The time is the early 1930s, the place is New York City. A shipping magnate faces financial disaster as the Great Depression tightens its grip on the United States.

Meanwhile, his socially ambitious wife has arranged for a fancy dinner party. The guests include a washed-up alcoholic movie star, an unprincipled businessman with a career in politics beckoning and his pampered socialite of a wife — who's having an affair with her doctor, another guest at this glittering gathering.

That's the tangled setup for "Dinner at Eight," a comedy/drama by George S. Kaufman and Edna Ferber, first produced on Broadway in 1932. The play caught the tenor of a desperate, riches-to-rags era and a movie adaptation quickly followed, with a starry cast including Lionel Barrymore and Jean Harlow.

Now, eight decades later, Kaufman and Ferber's play is being resurrected by Minnesota Opera as part of its New Works initiative. The company commissioned librettist Mark Campbell to recast the story into operatic form, with music by veteran composer William Bolcom.

The 78-year-old Bolcom first read the play in the late 1990s, but it was the global financial crisis of 2008 that snapped his focus back to the story's potential as operatic fare. "I was attracted to the fact that it has a definite message which applies to the present," he said.

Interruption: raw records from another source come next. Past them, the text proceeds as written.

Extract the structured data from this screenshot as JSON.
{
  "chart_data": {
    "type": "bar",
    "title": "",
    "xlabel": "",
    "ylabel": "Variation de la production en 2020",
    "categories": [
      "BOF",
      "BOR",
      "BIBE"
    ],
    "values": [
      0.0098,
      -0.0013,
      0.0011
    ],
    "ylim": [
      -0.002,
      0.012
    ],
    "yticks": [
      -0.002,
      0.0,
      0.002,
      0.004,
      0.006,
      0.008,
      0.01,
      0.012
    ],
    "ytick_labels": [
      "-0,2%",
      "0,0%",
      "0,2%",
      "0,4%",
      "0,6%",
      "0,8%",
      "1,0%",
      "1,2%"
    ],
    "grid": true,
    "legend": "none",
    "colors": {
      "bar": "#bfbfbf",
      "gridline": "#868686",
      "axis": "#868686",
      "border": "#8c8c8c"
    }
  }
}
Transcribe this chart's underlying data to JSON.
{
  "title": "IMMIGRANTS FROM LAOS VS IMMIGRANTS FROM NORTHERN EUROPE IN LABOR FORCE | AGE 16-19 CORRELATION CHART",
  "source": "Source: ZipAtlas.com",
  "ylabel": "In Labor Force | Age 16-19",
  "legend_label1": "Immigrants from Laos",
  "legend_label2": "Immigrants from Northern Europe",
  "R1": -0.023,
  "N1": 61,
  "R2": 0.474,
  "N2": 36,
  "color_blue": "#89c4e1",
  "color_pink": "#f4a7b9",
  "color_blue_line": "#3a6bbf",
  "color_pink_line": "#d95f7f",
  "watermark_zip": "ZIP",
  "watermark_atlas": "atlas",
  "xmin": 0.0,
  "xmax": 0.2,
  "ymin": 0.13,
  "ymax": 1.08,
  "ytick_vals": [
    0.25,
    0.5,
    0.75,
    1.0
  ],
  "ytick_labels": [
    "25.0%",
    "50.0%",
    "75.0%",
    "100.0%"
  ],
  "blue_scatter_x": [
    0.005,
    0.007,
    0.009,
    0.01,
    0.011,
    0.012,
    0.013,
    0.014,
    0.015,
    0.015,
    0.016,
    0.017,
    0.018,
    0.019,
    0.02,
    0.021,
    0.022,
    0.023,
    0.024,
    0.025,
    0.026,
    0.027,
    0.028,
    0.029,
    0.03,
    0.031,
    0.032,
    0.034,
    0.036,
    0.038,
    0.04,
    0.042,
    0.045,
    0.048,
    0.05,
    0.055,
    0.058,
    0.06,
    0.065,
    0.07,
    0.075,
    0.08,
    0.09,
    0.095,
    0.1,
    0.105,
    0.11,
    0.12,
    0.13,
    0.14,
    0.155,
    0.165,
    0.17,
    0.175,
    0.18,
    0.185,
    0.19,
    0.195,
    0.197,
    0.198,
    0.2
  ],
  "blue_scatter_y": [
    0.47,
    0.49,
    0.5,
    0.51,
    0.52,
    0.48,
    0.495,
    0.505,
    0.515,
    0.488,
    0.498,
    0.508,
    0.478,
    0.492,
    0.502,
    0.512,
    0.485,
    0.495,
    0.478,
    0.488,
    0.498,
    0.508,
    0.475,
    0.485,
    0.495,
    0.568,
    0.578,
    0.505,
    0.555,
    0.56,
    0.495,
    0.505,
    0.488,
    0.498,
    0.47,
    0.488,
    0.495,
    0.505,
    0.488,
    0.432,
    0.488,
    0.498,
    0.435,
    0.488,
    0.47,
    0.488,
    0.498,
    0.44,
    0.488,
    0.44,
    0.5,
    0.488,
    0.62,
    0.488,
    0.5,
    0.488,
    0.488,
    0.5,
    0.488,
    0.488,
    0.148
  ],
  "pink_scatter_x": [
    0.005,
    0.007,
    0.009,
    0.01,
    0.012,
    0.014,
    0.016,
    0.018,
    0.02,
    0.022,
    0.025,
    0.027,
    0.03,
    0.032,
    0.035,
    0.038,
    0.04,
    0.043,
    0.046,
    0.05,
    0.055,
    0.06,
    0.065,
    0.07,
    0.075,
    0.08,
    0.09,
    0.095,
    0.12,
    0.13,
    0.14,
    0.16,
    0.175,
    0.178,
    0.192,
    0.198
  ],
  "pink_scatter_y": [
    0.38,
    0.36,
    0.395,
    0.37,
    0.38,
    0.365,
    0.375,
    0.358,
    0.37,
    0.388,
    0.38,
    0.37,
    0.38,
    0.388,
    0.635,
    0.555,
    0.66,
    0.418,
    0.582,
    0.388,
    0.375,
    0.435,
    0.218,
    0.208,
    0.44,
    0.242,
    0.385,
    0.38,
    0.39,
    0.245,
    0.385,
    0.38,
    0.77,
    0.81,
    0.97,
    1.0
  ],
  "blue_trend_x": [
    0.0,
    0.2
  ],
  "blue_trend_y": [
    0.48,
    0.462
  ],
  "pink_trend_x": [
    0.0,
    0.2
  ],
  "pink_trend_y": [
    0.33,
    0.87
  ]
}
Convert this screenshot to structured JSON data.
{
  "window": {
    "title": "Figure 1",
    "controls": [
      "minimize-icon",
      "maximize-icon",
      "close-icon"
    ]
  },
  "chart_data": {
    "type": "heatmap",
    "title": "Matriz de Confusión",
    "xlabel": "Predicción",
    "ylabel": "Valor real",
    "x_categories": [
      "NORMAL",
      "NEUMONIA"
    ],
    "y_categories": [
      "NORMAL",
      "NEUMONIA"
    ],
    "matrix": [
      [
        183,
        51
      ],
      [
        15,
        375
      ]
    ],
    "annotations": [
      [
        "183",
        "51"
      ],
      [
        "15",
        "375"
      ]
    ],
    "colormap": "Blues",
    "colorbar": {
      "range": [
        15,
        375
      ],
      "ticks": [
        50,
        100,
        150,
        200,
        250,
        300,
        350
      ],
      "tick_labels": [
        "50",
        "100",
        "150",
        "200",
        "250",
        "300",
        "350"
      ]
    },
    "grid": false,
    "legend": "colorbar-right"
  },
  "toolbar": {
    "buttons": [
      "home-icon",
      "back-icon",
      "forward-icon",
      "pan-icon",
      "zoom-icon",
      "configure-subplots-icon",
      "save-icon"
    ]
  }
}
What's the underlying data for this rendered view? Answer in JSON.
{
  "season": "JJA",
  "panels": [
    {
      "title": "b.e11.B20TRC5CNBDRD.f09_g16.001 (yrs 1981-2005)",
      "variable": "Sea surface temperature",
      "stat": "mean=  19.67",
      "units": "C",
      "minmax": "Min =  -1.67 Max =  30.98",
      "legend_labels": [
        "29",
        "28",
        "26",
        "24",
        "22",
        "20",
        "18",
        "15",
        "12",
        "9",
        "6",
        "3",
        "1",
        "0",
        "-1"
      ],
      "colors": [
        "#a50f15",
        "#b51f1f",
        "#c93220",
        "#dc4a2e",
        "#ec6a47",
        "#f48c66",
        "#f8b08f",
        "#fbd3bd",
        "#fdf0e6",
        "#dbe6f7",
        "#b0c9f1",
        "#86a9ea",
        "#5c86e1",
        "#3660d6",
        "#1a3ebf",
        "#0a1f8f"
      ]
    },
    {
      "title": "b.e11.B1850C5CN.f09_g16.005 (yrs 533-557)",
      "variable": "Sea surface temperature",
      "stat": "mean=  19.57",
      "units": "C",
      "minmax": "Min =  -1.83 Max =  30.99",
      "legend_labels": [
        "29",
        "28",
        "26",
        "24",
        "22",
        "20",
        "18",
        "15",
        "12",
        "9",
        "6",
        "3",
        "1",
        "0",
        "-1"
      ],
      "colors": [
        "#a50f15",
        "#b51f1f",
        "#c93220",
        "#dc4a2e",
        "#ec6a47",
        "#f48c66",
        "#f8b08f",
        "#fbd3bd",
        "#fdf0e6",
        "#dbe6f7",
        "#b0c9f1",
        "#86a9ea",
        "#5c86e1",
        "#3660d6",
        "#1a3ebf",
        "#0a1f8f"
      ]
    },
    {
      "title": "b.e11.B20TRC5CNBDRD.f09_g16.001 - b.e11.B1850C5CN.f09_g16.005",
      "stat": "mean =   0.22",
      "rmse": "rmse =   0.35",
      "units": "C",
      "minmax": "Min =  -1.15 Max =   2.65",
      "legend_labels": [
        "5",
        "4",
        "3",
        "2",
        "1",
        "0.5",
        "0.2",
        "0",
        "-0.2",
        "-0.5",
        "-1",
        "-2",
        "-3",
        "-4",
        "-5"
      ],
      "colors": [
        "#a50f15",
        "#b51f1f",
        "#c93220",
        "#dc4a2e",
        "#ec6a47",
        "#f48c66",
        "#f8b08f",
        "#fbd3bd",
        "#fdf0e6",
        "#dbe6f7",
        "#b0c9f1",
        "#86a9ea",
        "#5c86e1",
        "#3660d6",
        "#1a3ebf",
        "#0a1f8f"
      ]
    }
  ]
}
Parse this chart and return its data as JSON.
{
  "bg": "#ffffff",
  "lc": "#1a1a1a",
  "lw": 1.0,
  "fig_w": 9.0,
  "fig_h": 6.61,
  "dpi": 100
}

Today, Bolcom senses an even greater correlation between "the upset and lack of equilibrium" felt when the play premiered and "the kind of troubles we're facing right now."

Campbell, who is in his 60s, feels the contemporary resonance of "Dinner at Eight" even more acutely. Given the current state of politics, he said, "I think our audience will identify with the characters in our opera who are all finding their way in perilous times."

The show's 1930s characters, he added, have lost none of their freshness or recognizability.

"I have been a New Yorker most of my life and this circle of characters is still identifiable to me. It's a very American story, and an excellent fit for Bill's very American music."

Bolcom's "very American" score features a colorful mix of different idioms and influences — think Broadway swagger and brassy marching band rhythms, interspersed with more intimate passages.

Bolcom is known for his refusal to adhere to a single musical style, which can be a frustration for those charged with assessing his work. "It has been the bane of critics," he said. "They don't know where to put me."

But he says this "polystylism" comes from his particular approach to writing operatic scores. "In opera," he said, "the music comes from the melding of word and note to define character. I operate from the point of view that characters should sing from the music they know. So I try to imagine the kind of music that would have been in their vocabulary."

The result, said Minnesota Opera Artistic Director Dale Johnson, is a "Broadway/opera hybrid" that appeals to music theater audiences as well as opera enthusiasts.

American opera boom

In addition to the Bohèmes, Butterflys and Traviatas that are the staples of most major opera companies, Johnson brings more than 20 years of experience staging world premieres and other contemporary works for Minnesota Opera. Highlights include Kevin Puts' Pulitzer Prize-winning "Silent Night" in 2012 and last year's adaptation of Stephen King's "The Shining," both commissioned by Minnesota Opera and given their world premieres at the Ordway Music Theater.

A commitment to new works "has always been in the DNA of the company, from way back when it was called Center Opera in the mid-'60s," said Johnson. "We have always done new operas that reflect the sociological issues of the day."

For his part, Campbell believes the company's success with new works has helped dispel the notion that contemporary opera spells box-office disaster in America.

"In the last 10 years," he said, "the number of contemporary operas in this country has increased dramatically. Opera companies who were previously frightened to program new work are now finding they must program new work.

"I honestly think Minnesota Opera and its New Works Initiative played a major role in this ascension. Some people are calling this the 'Golden Age of American Opera,' " Campbell said.

That Golden Age is set to continue, especially here in Minnesota. "Black Sox," a baseball opera about the Chicago White Sox throwing the 1919 World Series, is Minnesota Opera's latest commission, with a premiere scheduled for the 2018-19 season. Another project — "adapting a rather prominent children's book, by a rather prominent children's author," Johnson teases — is also in the pipeline.

Meanwhile, "Dinner at Eight" is ready for its debut. Johnson is thrilled to be unraveling a piece with some serious substance in addition to being funny.

"I think this play helped audiences endure the Depression by showing the upper classes in a comic and somewhat negative light," said Johnson. "Perhaps the opera can bring to light some of the same ideas for our own turbulent times."

Terry Blain writes about classical music and theater.